Overall software spending growth will be almost 11%, driven mostly by cloud software revenues which will increase by 19%. This marks a slowdown compared to last year’s cloud software growth of 25% and growth of public cloud IaaS will also slow compared to last year (from 33% in 2022, to 26% in 2023), the report said.

Spending Rollbacks

What this means for IT services providers will largely depend on their offering. Software and services spending continues to grow, but there has been a significant pullback in capital spending on hardware and equipment. The decline has largely been fueled by raising interest rates and recent turmoil in the banking sector adding to a general sense of economic uncertainty, according to the study’s authors.

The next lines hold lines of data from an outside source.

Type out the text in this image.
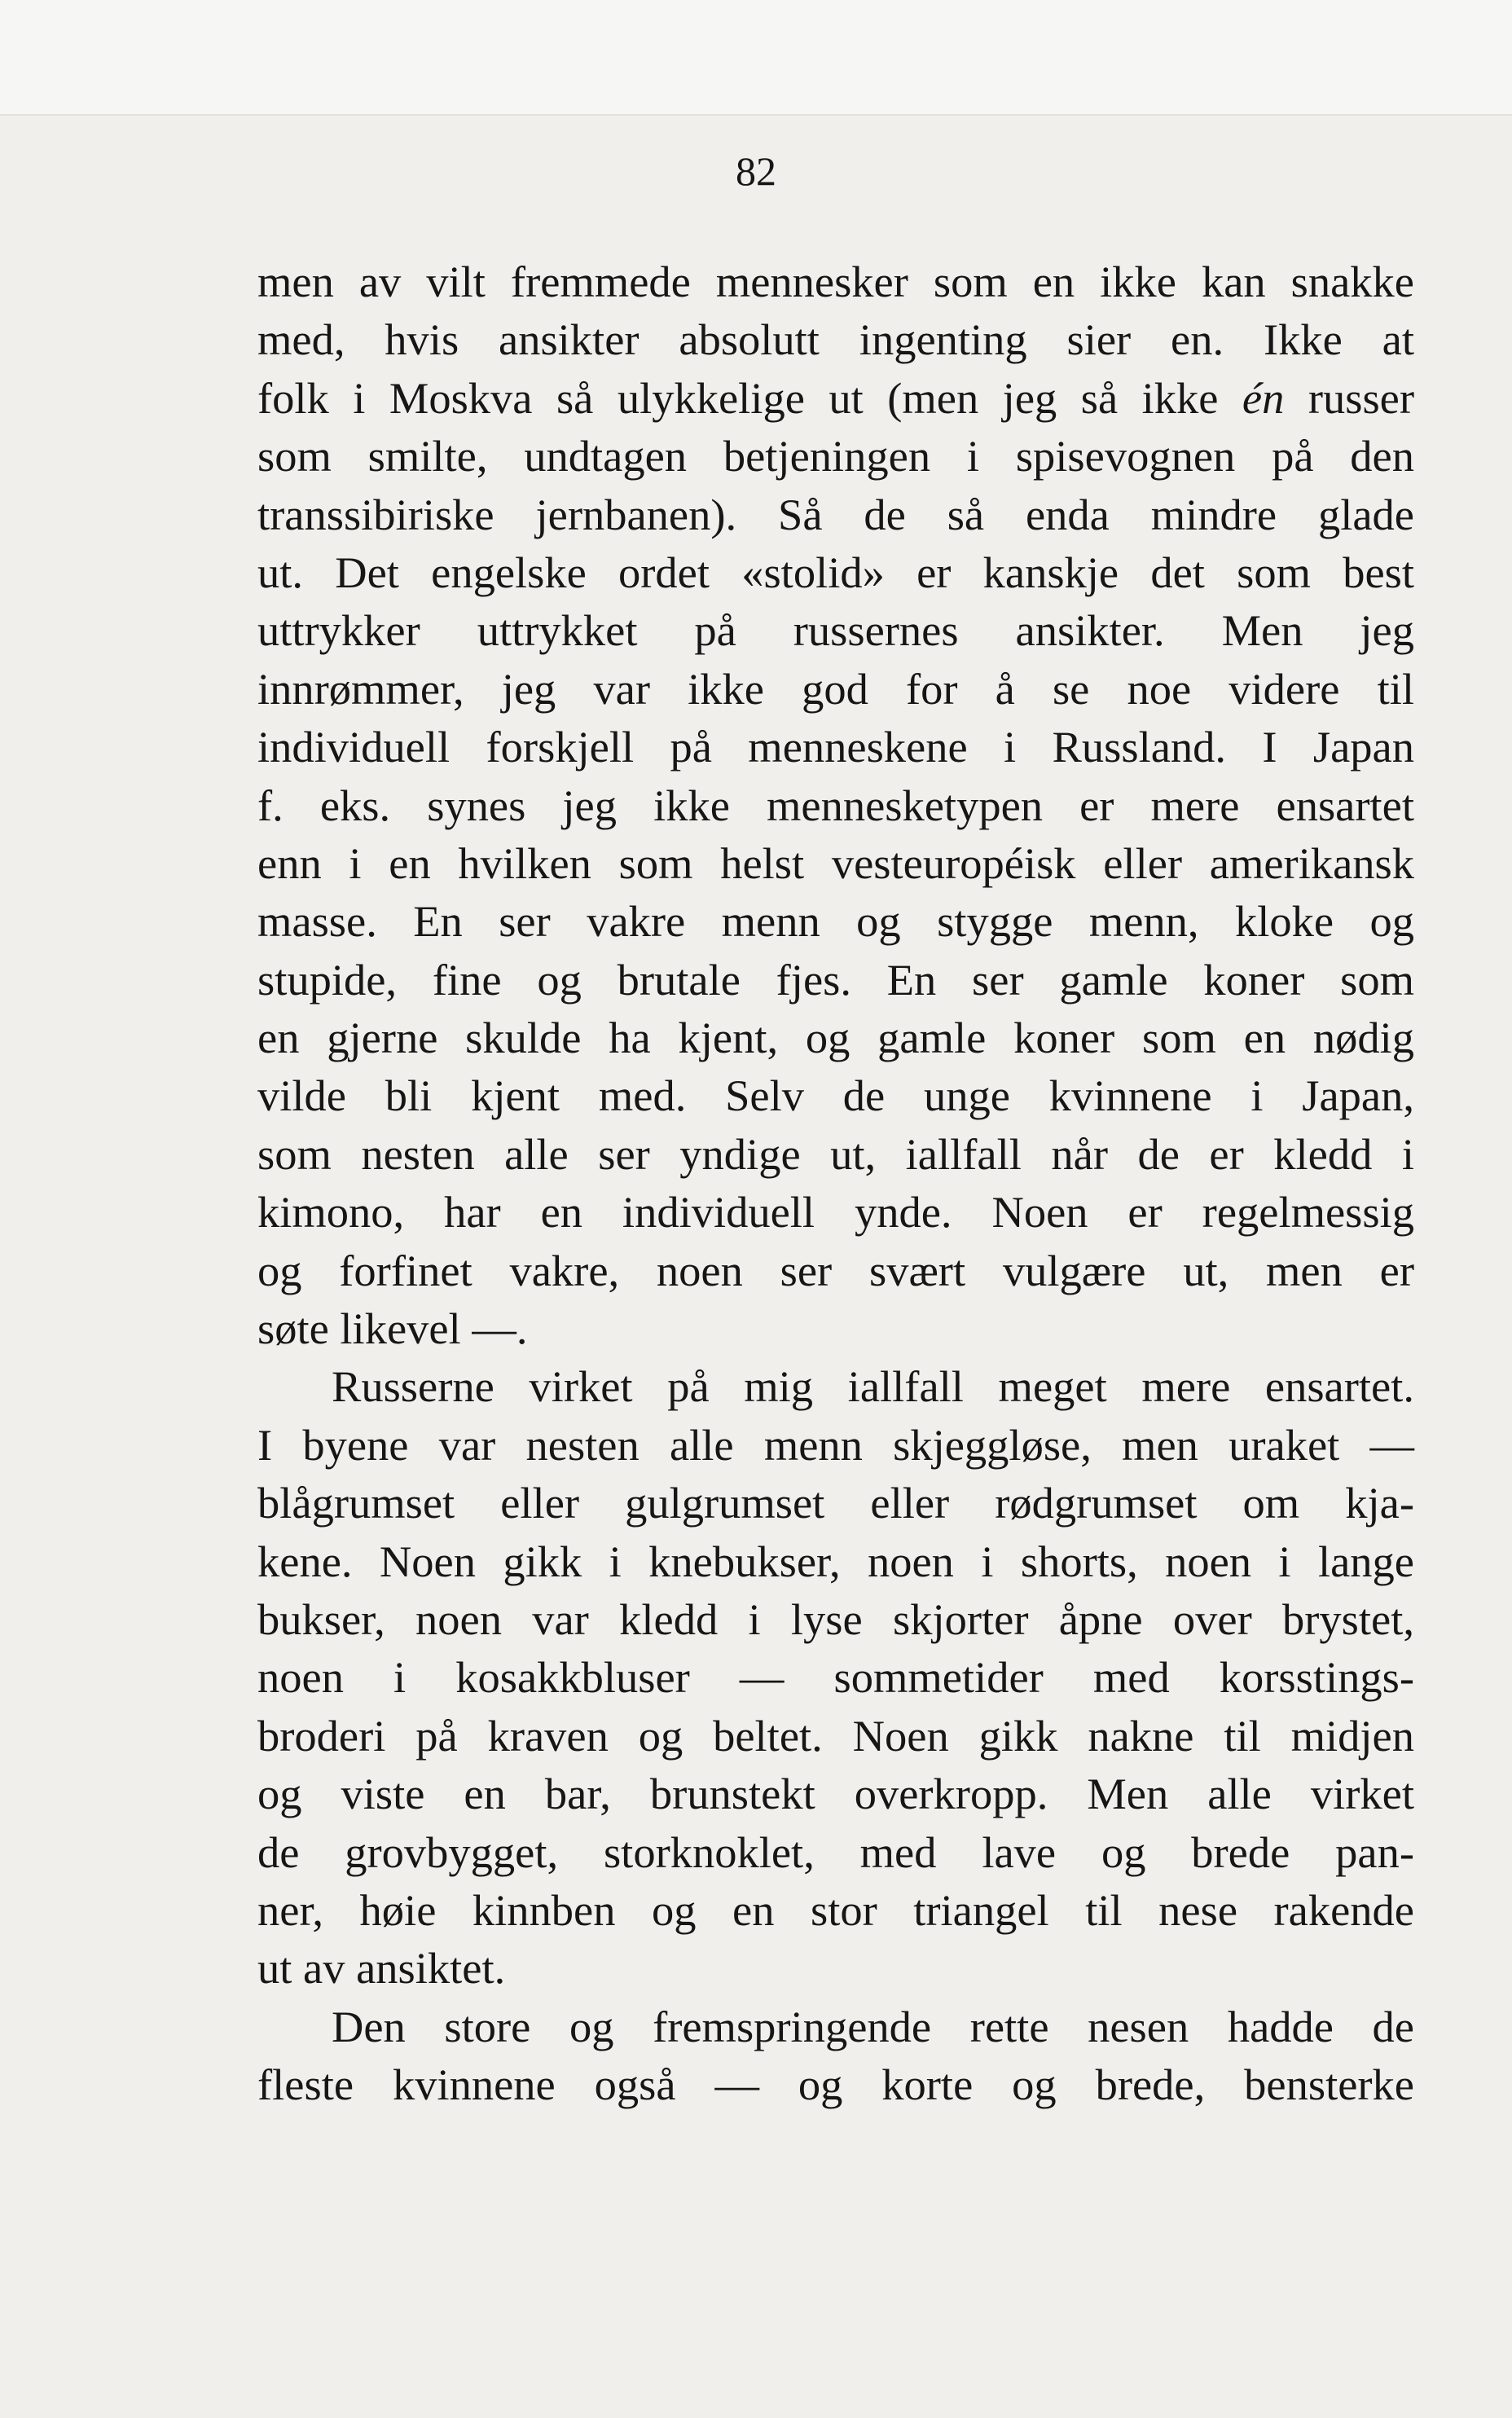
82
men av vilt fremmede mennesker som en ikke kan snakke
med, hvis ansikter absolutt ingenting sier en. Ikke at
folk i Moskva så ulykkelige ut (men jeg så ikke én russer
som smilte, undtagen betjeningen i spisevognen på den
transsibiriske jernbanen). Så de så enda mindre glade
ut. Det engelske ordet «stolid» er kanskje det som best
uttrykker uttrykket på russernes ansikter. Men jeg
innrømmer, jeg var ikke god for å se noe videre til
individuell forskjell på menneskene i Russland. I Japan
f. eks. synes jeg ikke mennesketypen er mere ensartet
enn i en hvilken som helst vesteuropéisk eller amerikansk
masse. En ser vakre menn og stygge menn, kloke og
stupide, fine og brutale fjes. En ser gamle koner som
en gjerne skulde ha kjent, og gamle koner som en nødig
vilde bli kjent med. Selv de unge kvinnene i Japan,
som nesten alle ser yndige ut, iallfall når de er kledd i
kimono, har en individuell ynde. Noen er regelmessig
og forfinet vakre, noen ser svært vulgære ut, men er
søte likevel —.
Russerne virket på mig iallfall meget mere ensartet.
I byene var nesten alle menn skjeggløse, men uraket —
blågrumset eller gulgrumset eller rødgrumset om kja-
kene. Noen gikk i knebukser, noen i shorts, noen i lange
bukser, noen var kledd i lyse skjorter åpne over brystet,
noen i kosakkbluser — sommetider med korsstings-
broderi på kraven og beltet. Noen gikk nakne til midjen
og viste en bar, brunstekt overkropp. Men alle virket
de grovbygget, storknoklet, med lave og brede pan-
ner, høie kinnben og en stor triangel til nese rakende
ut av ansiktet.
Den store og fremspringende rette nesen hadde de
fleste kvinnene også — og korte og brede, bensterke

What little growth there is in hardware spending in 2023 is increasingly concentrated in service provider and cloud-related budgets, but this growth will also be weaker than a year ago, according to IDC. Spending declines or roll-backs of note will include:

  • PC spending will decline by 12% this year,
  • Peripheral hardware spending will be down 3%
  • Server/storage spending is forecast to increase by just 2% this year, down from 23% in 2022.
  • While cloud infrastructure will continue to grow, non-cloud server/storage spending will decline by 7% this year.

“Historic Levels of Resiliency For The Tech Industry”

Stephen Minton, VP, IDC
Stephen Minton, VP, IDC

Stephen Minton, Vice President in IDC’s Data & Analytics research group, commented:

“Businesses are much more cost-conscious than a year ago, when inflation was adding to strong growth across much of the IT market. Efforts to consolidate and control cloud budgets, along with economic uncertainty, mean that IT vendors are having to adjust to a slower pace of growth in the new post-COVID market. Nevertheless, continued double-digit growth in overall cloud spending is driving historic levels of resiliency for the tech industry.”